How many of the stories in your head did you actually choose?
"Contenitori Attivi" is Italian. It means something like active containers but I keep it untranslated because I named it in 2003 and some things should stay in their original language.
2003 is a long time to carry a name without a home. Back then I was studying cognitive science and philosophy, deep inside the work of people like Lakoff, Damasio, Žižek — thinkers who, from very different directions, all arrived at the same uncomfortable place: the stories we live inside are not the ones we chose. We narrate first. Then the narrative decides for us.
But real life comes first, and real life said: build something. So I spent thirteen years exploring the digital world, building products and businesses. The cognitive frameworks didn't go away. They just found different outlets: understanding what users need before they can say it, turning ambiguity into something a team can ship, reading the structure underneath a market. Product management, it turns out, is applied framing.

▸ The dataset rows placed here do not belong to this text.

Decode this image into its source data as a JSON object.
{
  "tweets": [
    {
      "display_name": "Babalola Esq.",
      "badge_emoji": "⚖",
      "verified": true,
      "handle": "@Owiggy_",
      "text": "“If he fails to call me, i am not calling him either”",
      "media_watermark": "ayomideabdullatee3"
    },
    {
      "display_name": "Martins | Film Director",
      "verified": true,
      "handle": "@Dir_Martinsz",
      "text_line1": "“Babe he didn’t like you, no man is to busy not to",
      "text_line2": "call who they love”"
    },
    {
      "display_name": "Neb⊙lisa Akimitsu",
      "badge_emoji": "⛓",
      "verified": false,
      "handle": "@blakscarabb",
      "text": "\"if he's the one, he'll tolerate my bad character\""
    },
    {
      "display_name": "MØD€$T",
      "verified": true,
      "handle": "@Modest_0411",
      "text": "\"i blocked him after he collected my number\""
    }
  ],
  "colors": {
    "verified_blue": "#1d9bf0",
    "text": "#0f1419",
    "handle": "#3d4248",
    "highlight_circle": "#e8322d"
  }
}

Every few years the name came back. Contenitori Attivi. The idea that the different things living inside my head — the product builder, the cognitive science reader, the one still underlining Lakoff at midnight — aren't separate compartments. They're active. They talk to each other. They've been talking this whole time, just without a place to do it in public.
Now they converge. AI has collapsed the distance between thinking and making — what once required institutional backing and academic time now requires clarity of thought and the willingness to publish it. The containers finally have a home.
What you'll find here is writing about the invisible structures that shape how we think, choose, and build — frames, narratives, the machinery underneath the stories we tell ourselves. Sometimes the lens is cognitive science, sometimes product, sometimes politics. The angle changes. The question stays.
How many of the stories in your head did you actually choose?